Le joueur incarnant un hackeur, Code 7 construit naturellement son gameplay dans ce sens. Ainsi seul le clavier est utilisé (pas de souris, pas de manette), afin de s’approcher de l’image du pirate informatique naviguant aisément en pianotant sur son accessoire fétiche. Les interactions du joueur avec le jeu reposent sur des commandes pseudo informatiques (SYSTEM.CHECK, NETWORK.ACCESS, etc.), un peu comme dans Mu Complex, quoiqu’en plus accessible encore : les commandes sont prédéfinies, parlantes et évidentes. Grâce à cela, il est possible d’explorer le réseau, d’accéder à un terminal ou un autre, de lire les mails personnels de telle ou telle personne afin d’obtenir de précieux renseignements…
La mécanique fonctionne : on se retrouve vite à taper frénétiquement des ordres sur la console pour progresser. Et il faut parfois être rapide. Car la particularité de Code 7 réside sans doute dans ses moments requérant habileté et vitesse d’exécution. Le jeu consiste essentiellement à guider le compagnon d’Alex dans son environnement, comme on pouvait le faire dans République : on lui indique où se déplacer et le personnage s’y rend, ce que l’on peut suivre en temps réel sur une map affichée à l’écran. Cette map, en montrant le mouvement, procure un sentiment d’action rarement ressenti dans ce type de jeu. Parfois, elle procure également un sentiment d’urgence : lorsque Sam et Zoya se font pourchasser et qu’il faut leur dégager le passage en ouvrant des portes au bon moment, le joueur doit entrer rapidement les bonnes séries d’instructions, sous peine de voir son équipière rattrapée. Il faut parfois la guider de telle sorte qu’elle évite les patrouilles robots en mouvement, et là encore la vitesse et la précision sont nécessaires pour ne pas se faire prendre ; les mouvements ennemis sont en temps réel, et directement visibles à l’écran. En allant plus loin que le simple aspect textuel, Code 7 impose ainsi une tension particulière et parvient à rendre l’impression de réussir à surmonter un obstacle tout en restant derrière son clavier ; le propre du hackeur, finalement.

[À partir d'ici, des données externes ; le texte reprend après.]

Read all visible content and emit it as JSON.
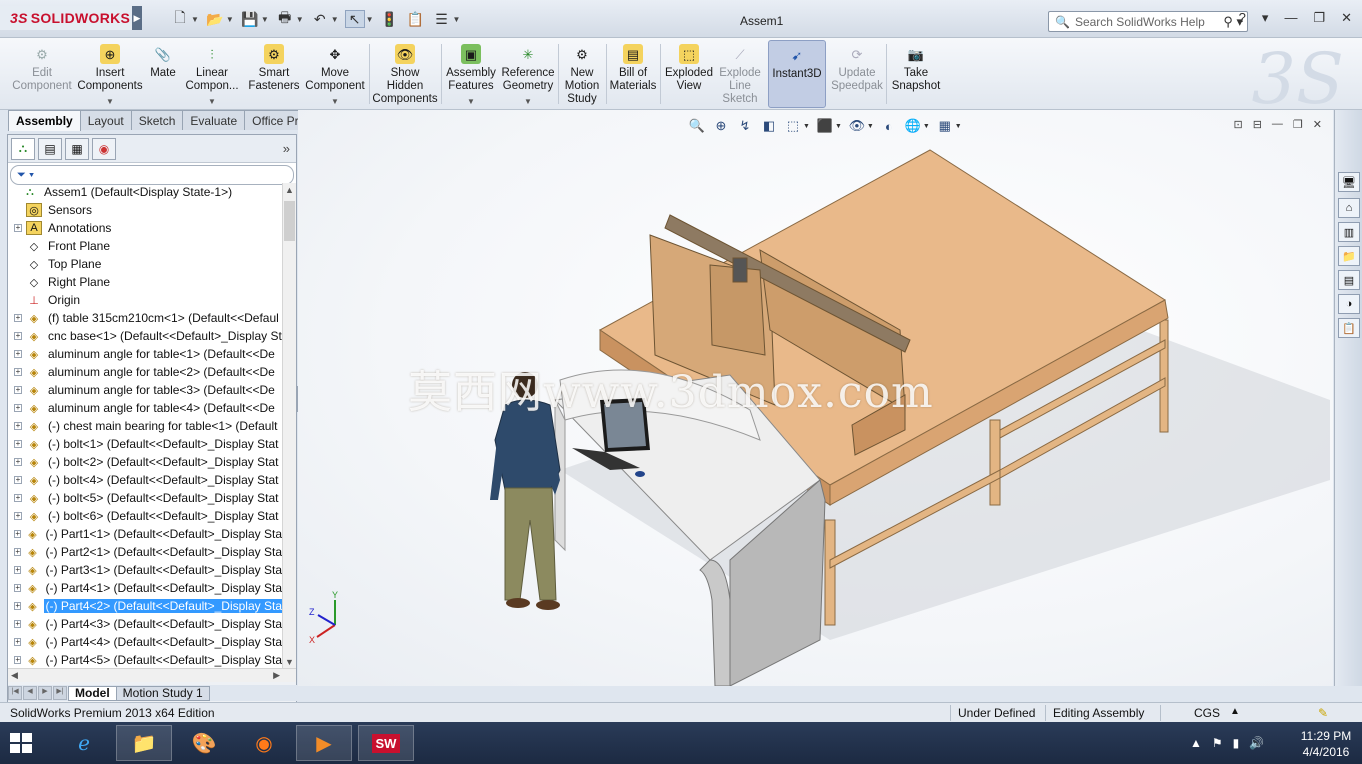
{
  "titlebar": {
    "app_logo": "SOLIDWORKS",
    "logo_prefix": "3S",
    "window_title": "Assem1",
    "search_placeholder": "Search SolidWorks Help",
    "help_label": "?"
  },
  "ribbon": {
    "buttons": [
      {
        "label": "Edit Component",
        "enabled": false
      },
      {
        "label": "Insert Components",
        "enabled": true
      },
      {
        "label": "Mate",
        "enabled": true
      },
      {
        "label": "Linear Compon...",
        "enabled": true
      },
      {
        "label": "Smart Fasteners",
        "enabled": true
      },
      {
        "label": "Move Component",
        "enabled": true
      },
      {
        "label": "Show Hidden Components",
        "enabled": true
      },
      {
        "label": "Assembly Features",
        "enabled": true
      },
      {
        "label": "Reference Geometry",
        "enabled": true
      },
      {
        "label": "New Motion Study",
        "enabled": true
      },
      {
        "label": "Bill of Materials",
        "enabled": true
      },
      {
        "label": "Exploded View",
        "enabled": true
      },
      {
        "label": "Explode Line Sketch",
        "enabled": false
      },
      {
        "label": "Instant3D",
        "enabled": true,
        "active": true
      },
      {
        "label": "Update Speedpak",
        "enabled": false
      },
      {
        "label": "Take Snapshot",
        "enabled": true
      }
    ]
  },
  "command_tabs": [
    "Assembly",
    "Layout",
    "Sketch",
    "Evaluate",
    "Office Products"
  ],
  "feature_tree": {
    "root": "Assem1  (Default<Display State-1>)",
    "items": [
      {
        "label": "Sensors",
        "icon": "sensor-icon",
        "expand": false
      },
      {
        "label": "Annotations",
        "icon": "annotation-icon",
        "expand": true
      },
      {
        "label": "Front Plane",
        "icon": "plane-icon",
        "expand": false
      },
      {
        "label": "Top Plane",
        "icon": "plane-icon",
        "expand": false
      },
      {
        "label": "Right Plane",
        "icon": "plane-icon",
        "expand": false
      },
      {
        "label": "Origin",
        "icon": "origin-icon",
        "expand": false
      },
      {
        "label": "(f) table 315cm210cm<1> (Default<<Defaul",
        "icon": "part-icon",
        "expand": true
      },
      {
        "label": "cnc base<1> (Default<<Default>_Display St",
        "icon": "part-icon",
        "expand": true
      },
      {
        "label": "aluminum angle for table<1> (Default<<De",
        "icon": "part-icon",
        "expand": true
      },
      {
        "label": "aluminum angle for table<2> (Default<<De",
        "icon": "part-icon",
        "expand": true
      },
      {
        "label": "aluminum angle for table<3> (Default<<De",
        "icon": "part-icon",
        "expand": true
      },
      {
        "label": "aluminum angle for table<4> (Default<<De",
        "icon": "part-icon",
        "expand": true
      },
      {
        "label": "(-) chest main bearing for table<1> (Default",
        "icon": "part-icon",
        "expand": true
      },
      {
        "label": "(-) bolt<1> (Default<<Default>_Display Stat",
        "icon": "part-icon",
        "expand": true
      },
      {
        "label": "(-) bolt<2> (Default<<Default>_Display Stat",
        "icon": "part-icon",
        "expand": true
      },
      {
        "label": "(-) bolt<4> (Default<<Default>_Display Stat",
        "icon": "part-icon",
        "expand": true
      },
      {
        "label": "(-) bolt<5> (Default<<Default>_Display Stat",
        "icon": "part-icon",
        "expand": true
      },
      {
        "label": "(-) bolt<6> (Default<<Default>_Display Stat",
        "icon": "part-icon",
        "expand": true
      },
      {
        "label": "(-) Part1<1> (Default<<Default>_Display Sta",
        "icon": "part-icon",
        "expand": true
      },
      {
        "label": "(-) Part2<1> (Default<<Default>_Display Sta",
        "icon": "part-icon",
        "expand": true
      },
      {
        "label": "(-) Part3<1> (Default<<Default>_Display Sta",
        "icon": "part-icon",
        "expand": true
      },
      {
        "label": "(-) Part4<1> (Default<<Default>_Display Sta",
        "icon": "part-icon",
        "expand": true
      },
      {
        "label": "(-) Part4<2> (Default<<Default>_Display Sta",
        "icon": "part-icon",
        "expand": true,
        "selected": true
      },
      {
        "label": "(-) Part4<3> (Default<<Default>_Display Sta",
        "icon": "part-icon",
        "expand": true
      },
      {
        "label": "(-) Part4<4> (Default<<Default>_Display Sta",
        "icon": "part-icon",
        "expand": true
      },
      {
        "label": "(-) Part4<5> (Default<<Default>_Display Sta",
        "icon": "part-icon",
        "expand": true
      }
    ]
  },
  "model_tabs": [
    "Model",
    "Motion Study 1"
  ],
  "viewport": {
    "watermark": "莫西网www.3dmox.com",
    "triad_labels": [
      "Y",
      "Z",
      "X"
    ]
  },
  "status": {
    "edition": "SolidWorks Premium 2013 x64 Edition",
    "definition": "Under Defined",
    "mode": "Editing Assembly",
    "units": "CGS"
  },
  "taskbar": {
    "time": "11:29 PM",
    "date": "4/4/2016",
    "apps": [
      "internet-explorer-icon",
      "file-explorer-icon",
      "paint-icon",
      "firefox-icon",
      "media-player-icon",
      "solidworks-icon"
    ],
    "solidworks_label": "SW"
  },
  "colors": {
    "selection": "#3399ff",
    "wood": "#e7b98a",
    "accent_red": "#c8102e"
  }
}
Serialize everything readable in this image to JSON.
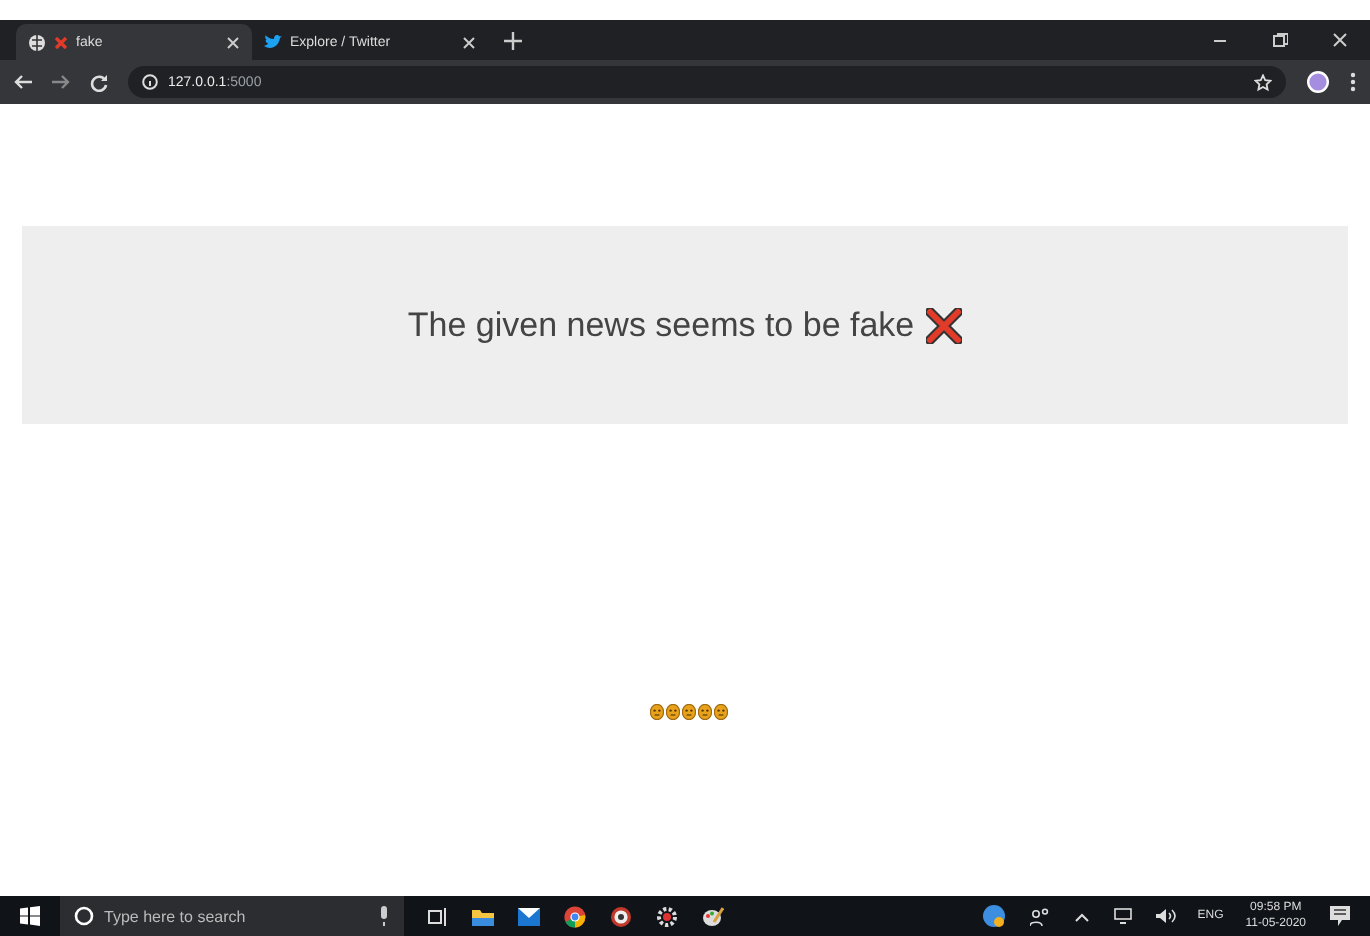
{
  "browser": {
    "tabs": [
      {
        "title": "fake",
        "kind": "result",
        "selected": true
      },
      {
        "title": "Explore / Twitter",
        "kind": "twitter",
        "selected": false
      }
    ],
    "address": {
      "host": "127.0.0.1",
      "port": ":5000"
    }
  },
  "result": {
    "message": "The given news seems to be fake",
    "kind": "cross"
  },
  "reactions": [
    {
      "kind": "face"
    },
    {
      "kind": "face"
    },
    {
      "kind": "face"
    },
    {
      "kind": "face"
    },
    {
      "kind": "face"
    }
  ],
  "taskbar": {
    "search_placeholder": "Type here to search",
    "language": "ENG",
    "time": "09:58 PM",
    "date": "11-05-2020"
  }
}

Code 7 est une excellente surprise. Pas forcément ultra original, le jeu de Goodwolf Studio pioche ses inspirations à droite et à gauche pour proposer un ensemble étonnamment complet, varié et cohérent. On y retrouve tout à la fois une narration prenante, du hack accessible et bien mis en scène, un peu d’infiltration et du skill à certains moments, pour faire monter la pression. Vivement les prochains épisodes.